Shayron Curiel

Personal information
- Date of birth: 17 April 1991 (age 35)
- Place of birth: Willemstad, Curacao
- Position: Striker

Youth career
- 2002-2008: Spartaan '20
- 2008–2010: Sparta

Senior career*
- Years: Team / Apps / (Gls)
- 2010: Sparta / 1 / (0)
- 2011–2012: Dordrecht / 32 / (5)
- 2015: Alexandria '66
- 2015–2016: Dordrecht / 11 / (1)
- 2016–2017: Alexandria '66
- 2017–2018: VV Nieuwerkerk
- 2018–2021: Spartaan '20
- 2021–2022: Zwaluwen V.

= Shayron Curiel =

Dutch footballer

Shayron Curiel (born 17 April 1991 in Willemstad, Curacao) is a Dutch footballer who played professionally for Eerste Divisie clubs Sparta Rotterdam and FC Dordrecht during the 2010-2012 football seasons.
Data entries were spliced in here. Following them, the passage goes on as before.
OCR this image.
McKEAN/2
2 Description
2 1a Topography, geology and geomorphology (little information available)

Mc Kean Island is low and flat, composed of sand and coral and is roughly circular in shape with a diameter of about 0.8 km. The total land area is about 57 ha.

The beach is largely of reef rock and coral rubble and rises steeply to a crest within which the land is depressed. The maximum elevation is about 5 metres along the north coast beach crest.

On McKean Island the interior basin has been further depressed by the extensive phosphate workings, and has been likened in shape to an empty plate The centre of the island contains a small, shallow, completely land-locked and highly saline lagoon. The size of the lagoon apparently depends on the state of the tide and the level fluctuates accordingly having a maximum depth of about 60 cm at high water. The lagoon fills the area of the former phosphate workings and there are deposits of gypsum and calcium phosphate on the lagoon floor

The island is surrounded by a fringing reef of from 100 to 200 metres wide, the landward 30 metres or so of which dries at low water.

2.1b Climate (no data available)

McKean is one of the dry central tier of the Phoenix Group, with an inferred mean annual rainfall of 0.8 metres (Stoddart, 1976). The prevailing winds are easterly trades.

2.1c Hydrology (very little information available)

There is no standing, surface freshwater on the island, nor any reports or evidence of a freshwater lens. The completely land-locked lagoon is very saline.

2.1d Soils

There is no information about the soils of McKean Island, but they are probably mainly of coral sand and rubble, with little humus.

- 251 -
He currently plays in the amateur leagues.

==Club career==
Curiel played in the Sparta Rotterdam academy and made his professional debut against FC Den Bosch in October 2010. Next season he moved to FC Dordrecht before a jail sentence cut his career short. He was given a second chance at Dordrecht in summer 2015 after joining them from amateur side Alexandria '66, but was released in January 2016 due to ill discipline.

He then moved into amateur football, where he played again for Alexandria '66 before joining Nieuwerkerk for the 2017/18 season. He later played for Zwaluwen Vlaardingen, Zwarte Pijl and again for Nieuwerkerk and Spartaan '20.

===Jail sentence===
In 2012 Curiel took part in an armed robbery on students in Rotterdam. He spent two years in jail after being recognized on CCTV.